[CWB] Querying text length

Thu Jun 1 09:56:17 CEST 2017

> On 29 May 2017, at 15:19, Meier-Vieracker, Simon <simon.meier at tu-berlin.de> wrote:
> 
> is there a way to find the shortest and longest text in a CWB-corpus? Something like <text>[]*</text> and then ordering the results by number of tokens?

Not within CQP, but if you're working in a proper Unix-style environment, you can do it from the command line with awk, sort, etc.  For example shows the ten longest texts with

	cwb-s-decode BNC -S text_id | awk -F"\t" '{print $2 - $1 + 1, $3}' | sort -nr | head -10

Where $2 - $1 + 1 (= text end - text start + 1) is the length of a given text in # tokens.  Changing "sort -nr" to "sort -n" will give you the 10 shortest texts instead.

If you don't have text IDs (or titles, or some other unique identifiers), you could simply print the start cpos in the third column and use it to locate the respective text in CQP (though that's rather inefficient).
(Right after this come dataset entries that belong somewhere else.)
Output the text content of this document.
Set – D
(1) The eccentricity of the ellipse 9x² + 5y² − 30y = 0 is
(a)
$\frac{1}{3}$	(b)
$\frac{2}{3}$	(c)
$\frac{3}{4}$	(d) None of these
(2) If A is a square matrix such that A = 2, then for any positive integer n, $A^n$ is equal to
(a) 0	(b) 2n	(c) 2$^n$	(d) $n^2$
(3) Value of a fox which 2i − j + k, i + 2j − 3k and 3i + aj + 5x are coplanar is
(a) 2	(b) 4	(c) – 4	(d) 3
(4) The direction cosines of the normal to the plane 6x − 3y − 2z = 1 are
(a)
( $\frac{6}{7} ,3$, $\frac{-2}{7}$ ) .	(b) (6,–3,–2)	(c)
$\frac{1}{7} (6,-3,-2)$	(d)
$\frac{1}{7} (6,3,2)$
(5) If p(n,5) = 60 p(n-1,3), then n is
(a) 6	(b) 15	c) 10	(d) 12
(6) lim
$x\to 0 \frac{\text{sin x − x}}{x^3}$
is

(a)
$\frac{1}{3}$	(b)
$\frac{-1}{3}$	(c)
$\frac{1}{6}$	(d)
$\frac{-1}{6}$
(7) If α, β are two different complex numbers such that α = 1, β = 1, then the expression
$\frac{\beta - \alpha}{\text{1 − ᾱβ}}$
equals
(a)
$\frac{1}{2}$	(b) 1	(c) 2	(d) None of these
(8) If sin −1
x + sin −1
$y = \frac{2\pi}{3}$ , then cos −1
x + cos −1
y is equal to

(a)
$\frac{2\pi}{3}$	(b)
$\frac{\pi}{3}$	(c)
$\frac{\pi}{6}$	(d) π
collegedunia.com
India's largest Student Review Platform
	cwb-s-decode BNC -S text | awk -F"\t" '{print $2 - $1 + 1, $1}' | sort -n | head -10

Showing that the shortest text in the BNC starts at cpos 70473801.  In CQP you can then do

	BNC;
	<text> [ _ = 70473801 ] expand to text;

to select the entire text.  (You may know that _ is a reference to the current token, which is normally used to access s-attribute values. However, when used in bare form it evaluates to the corpus position as an integer value.)

The same tricks can be achieved within a CQP session using pipes, e.g.

	BNC;
	Texts = <text> [] expand to text;
	tabulate Texts match, matchend, match text_id > "| awk -F'\t' '{print $2 - $1 + 1, $3}' | sort -n | head -10";

Best,
Stefan